You are correct. The domain of the function is all positive real numbers other than $1$ and is not defined at $x< 0; x=0;$ or $x=1$.
As such your graphing calculator should have omitted $x=1$ in the graph and graphed the function with "holes".
Your attempt to solve by claiming $\log_x M = K \implies x^K = M$ is making the assumption that $x$ is a legitimate base for a logarithm. In other words in attempting to solve at all you are immediately beginning by assuming $x>0$ and $x\ne 1$.
So $2x^{x-2} -1 = x^{2x-4}$ does not have such restriction we have slipped in the possibility of extraneous roots. (Actually it has the restriction that $x \ne 0$ as $0^{neg}$ is undefined but that's another issue).

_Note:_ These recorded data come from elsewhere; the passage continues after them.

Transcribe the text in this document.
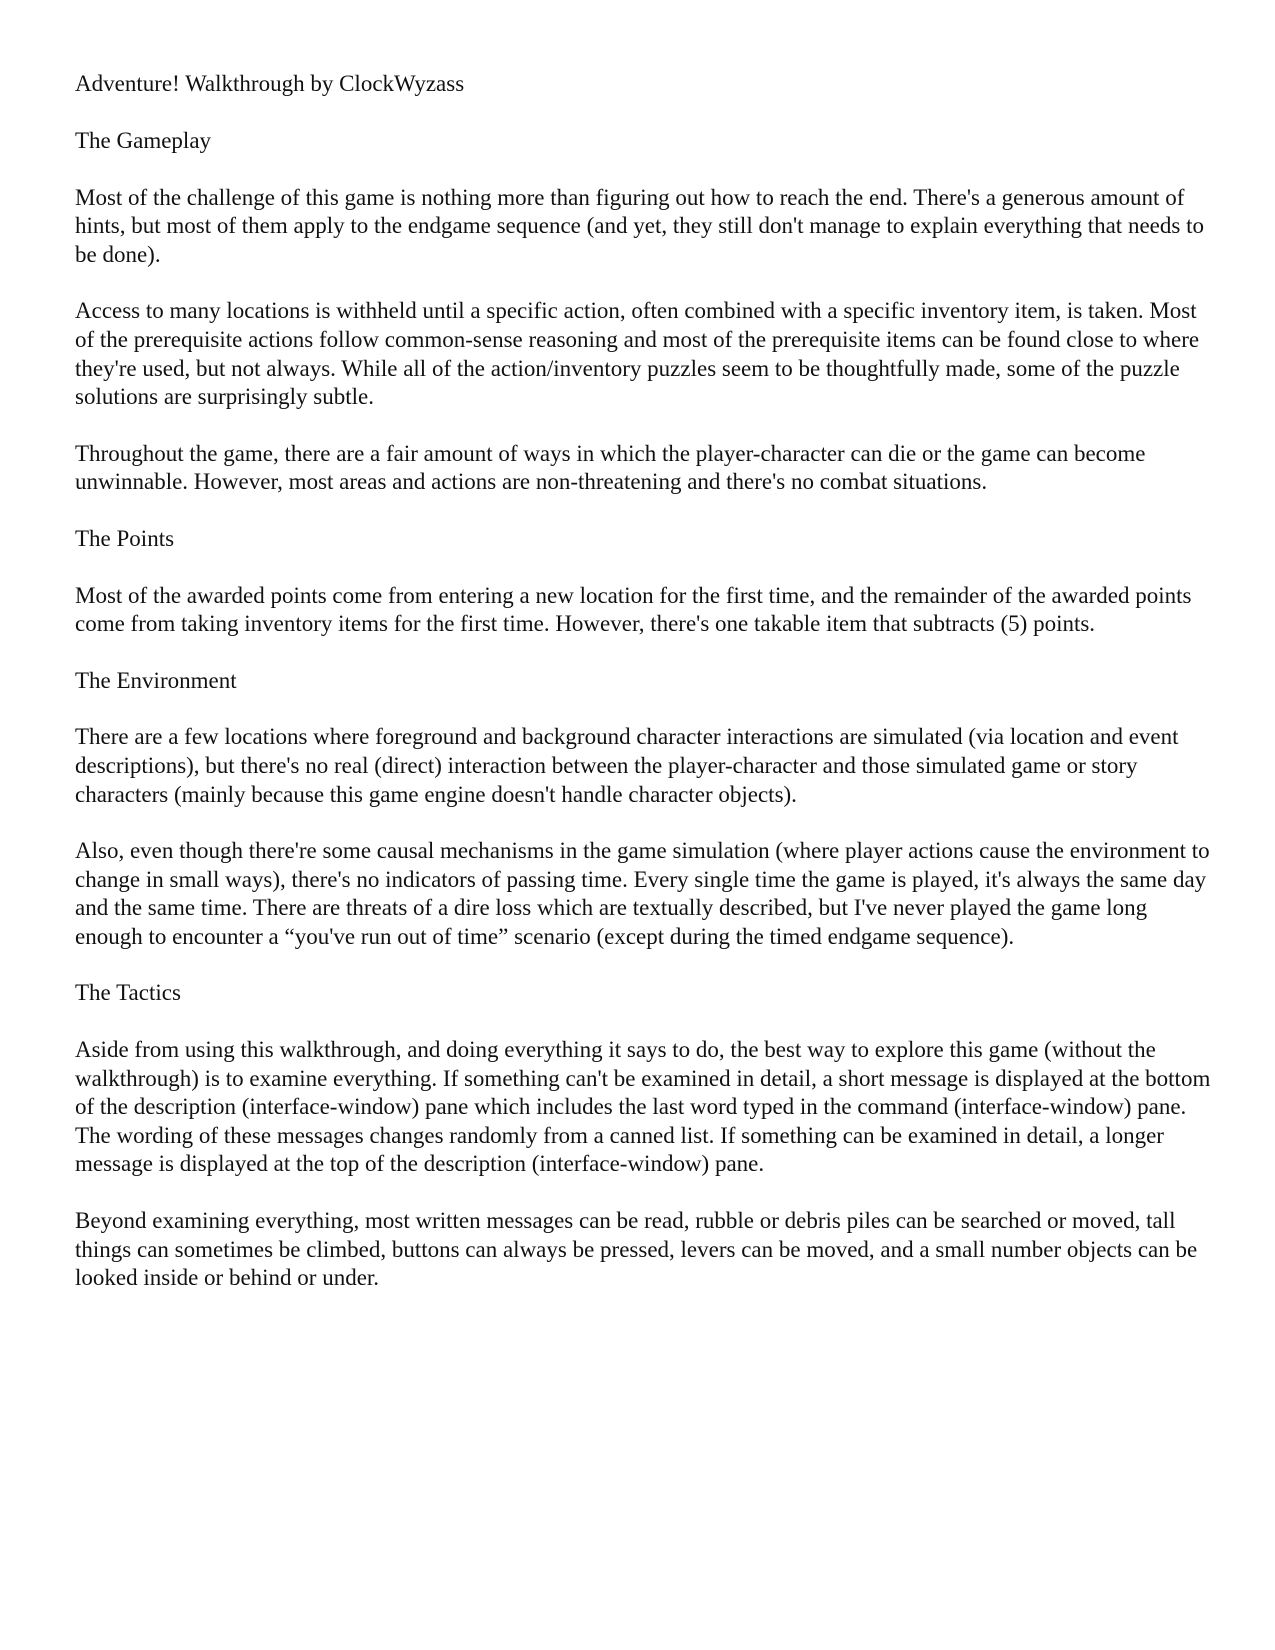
Adventure! Walkthrough by ClockWyzass

The Gameplay

Most of the challenge of this game is nothing more than figuring out how to reach the end. There's a generous amount of hints, but most of them apply to the endgame sequence (and yet, they still don't manage to explain everything that needs to be done).

Access to many locations is withheld until a specific action, often combined with a specific inventory item, is taken. Most of the prerequisite actions follow common-sense reasoning and most of the prerequisite items can be found close to where they're used, but not always. While all of the action/inventory puzzles seem to be thoughtfully made, some of the puzzle solutions are surprisingly subtle.

Throughout the game, there are a fair amount of ways in which the player-character can die or the game can become unwinnable. However, most areas and actions are non-threatening and there's no combat situations.

The Points

Most of the awarded points come from entering a new location for the first time, and the remainder of the awarded points come from taking inventory items for the first time. However, there's one takable item that subtracts (5) points.

The Environment

There are a few locations where foreground and background character interactions are simulated (via location and event descriptions), but there's no real (direct) interaction between the player-character and those simulated game or story characters (mainly because this game engine doesn't handle character objects).

Also, even though there're some causal mechanisms in the game simulation (where player actions cause the environment to change in small ways), there's no indicators of passing time. Every single time the game is played, it's always the same day and the same time. There are threats of a dire loss which are textually described, but I've never played the game long enough to encounter a “you've run out of time” scenario (except during the timed endgame sequence).

The Tactics

Aside from using this walkthrough, and doing everything it says to do, the best way to explore this game (without the walkthrough) is to examine everything. If something can't be examined in detail, a short message is displayed at the bottom of the description (interface-window) pane which includes the last word typed in the command (interface-window) pane. The wording of these messages changes randomly from a canned list. If something can be examined in detail, a longer message is displayed at the top of the description (interface-window) pane.

Beyond examining everything, most written messages can be read, rubble or debris piles can be searched or moved, tall things can sometimes be climbed, buttons can always be pressed, levers can be moved, and a small number objects can be looked inside or behind or under.
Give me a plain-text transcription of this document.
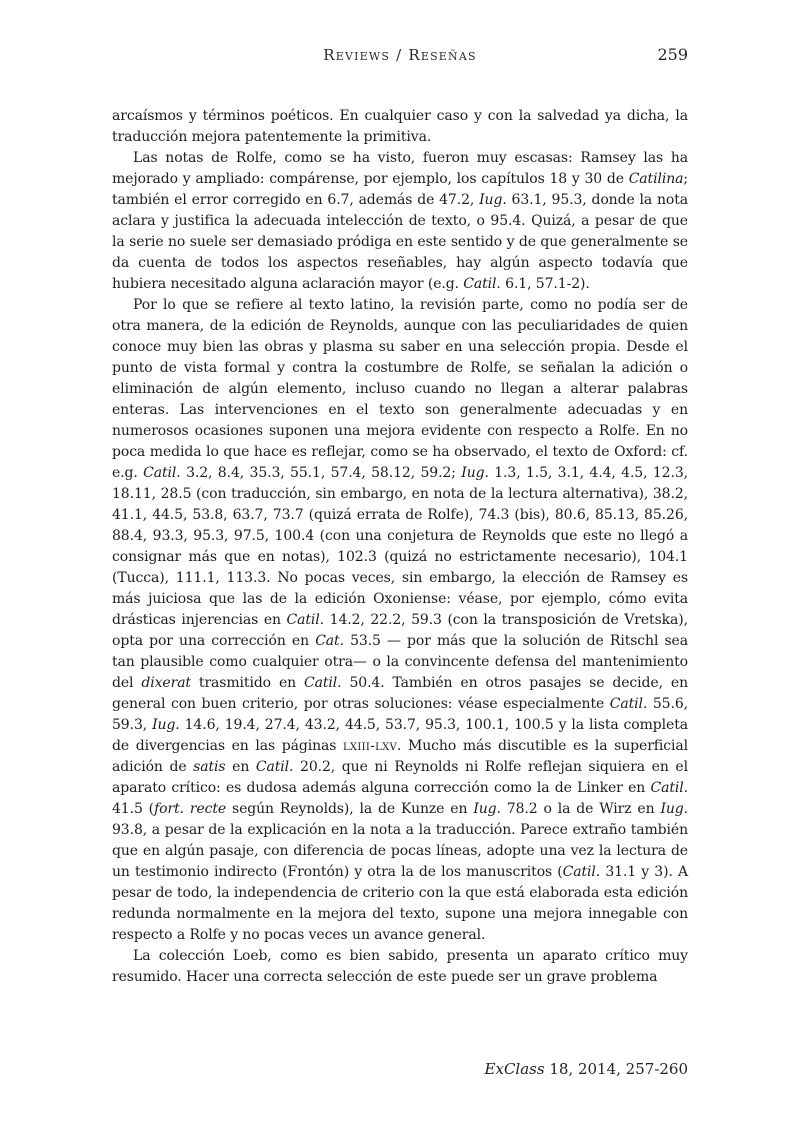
Reviews / Reseñas	259

arcaísmos y términos poéticos. En cualquier caso y con la salvedad ya dicha, la traducción mejora patentemente la primitiva.

Las notas de Rolfe, como se ha visto, fueron muy escasas: Ramsey las ha mejorado y ampliado: compárense, por ejemplo, los capítulos 18 y 30 de Catilina; también el error corregido en 6.7, además de 47.2, Iug. 63.1, 95.3, donde la nota aclara y justifica la adecuada intelección de texto, o 95.4. Quizá, a pesar de que la serie no suele ser demasiado pródiga en este sentido y de que generalmente se da cuenta de todos los aspectos reseñables, hay algún aspecto todavía que hubiera necesitado alguna aclaración mayor (e.g. Catil. 6.1, 57.1-2).

Por lo que se refiere al texto latino, la revisión parte, como no podía ser de otra manera, de la edición de Reynolds, aunque con las peculiaridades de quien conoce muy bien las obras y plasma su saber en una selección propia. Desde el punto de vista formal y contra la costumbre de Rolfe, se señalan la adición o eliminación de algún elemento, incluso cuando no llegan a alterar palabras enteras. Las intervenciones en el texto son generalmente adecuadas y en numerosos ocasiones suponen una mejora evidente con respecto a Rolfe. En no poca medida lo que hace es reflejar, como se ha observado, el texto de Oxford: cf. e.g. Catil. 3.2, 8.4, 35.3, 55.1, 57.4, 58.12, 59.2; Iug. 1.3, 1.5, 3.1, 4.4, 4.5, 12.3, 18.11, 28.5 (con traducción, sin embargo, en nota de la lectura alternativa), 38.2, 41.1, 44.5, 53.8, 63.7, 73.7 (quizá errata de Rolfe), 74.3 (bis), 80.6, 85.13, 85.26, 88.4, 93.3, 95.3, 97.5, 100.4 (con una conjetura de Reynolds que este no llegó a consignar más que en notas), 102.3 (quizá no estrictamente necesario), 104.1 (Tucca), 111.1, 113.3. No pocas veces, sin embargo, la elección de Ramsey es más juiciosa que las de la edición Oxoniense: véase, por ejemplo, cómo evita drásticas injerencias en Catil. 14.2, 22.2, 59.3 (con la transposición de Vretska), opta por una corrección en Cat. 53.5 — por más que la solución de Ritschl sea tan plausible como cualquier otra— o la convincente defensa del mantenimiento del dixerat trasmitido en Catil. 50.4. También en otros pasajes se decide, en general con buen criterio, por otras soluciones: véase especialmente Catil. 55.6, 59.3, Iug. 14.6, 19.4, 27.4, 43.2, 44.5, 53.7, 95.3, 100.1, 100.5 y la lista completa de divergencias en las páginas lxiii-lxv. Mucho más discutible es la superficial adición de satis en Catil. 20.2, que ni Reynolds ni Rolfe reflejan siquiera en el aparato crítico: es dudosa además alguna corrección como la de Linker en Catil. 41.5 (fort. recte según Reynolds), la de Kunze en Iug. 78.2 o la de Wirz en Iug. 93.8, a pesar de la explicación en la nota a la traducción. Parece extraño también que en algún pasaje, con diferencia de pocas líneas, adopte una vez la lectura de un testimonio indirecto (Frontón) y otra la de los manuscritos (Catil. 31.1 y 3). A pesar de todo, la independencia de criterio con la que está elaborada esta edición redunda normalmente en la mejora del texto, supone una mejora innegable con respecto a Rolfe y no pocas veces un avance general.

La colección Loeb, como es bien sabido, presenta un aparato crítico muy resumido. Hacer una correcta selección de este puede ser un grave problema

ExClass 18, 2014, 257-260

So when you get $x = 1$ or $x=2$ (actually, how did you get that? Oh, no matter. It's not pertinent to the point I am trying to make) we must check for extraneous roots. We must omit any solutions of $x \le 0$ or $x = 1$.
....
This is similar in theory to trying to solve $\frac {x^2-5x +6}{x-3}= 1$ and either doing $\frac {x^2-5x +6}{x-3} = x-2$ (except when $x=3$ where it is undefined) and concluding $x-2 =1$ so $x=3$ (ahem... I said except when $x=3$....) or by doing $x^2-5x+6 = x-3$ so $x^2 -6 + 9 =(x-3)^2 =0$ so $x=3$ (by multiplying both sides by $x-3$ I slipped in the extraneous possibility that $x=3$).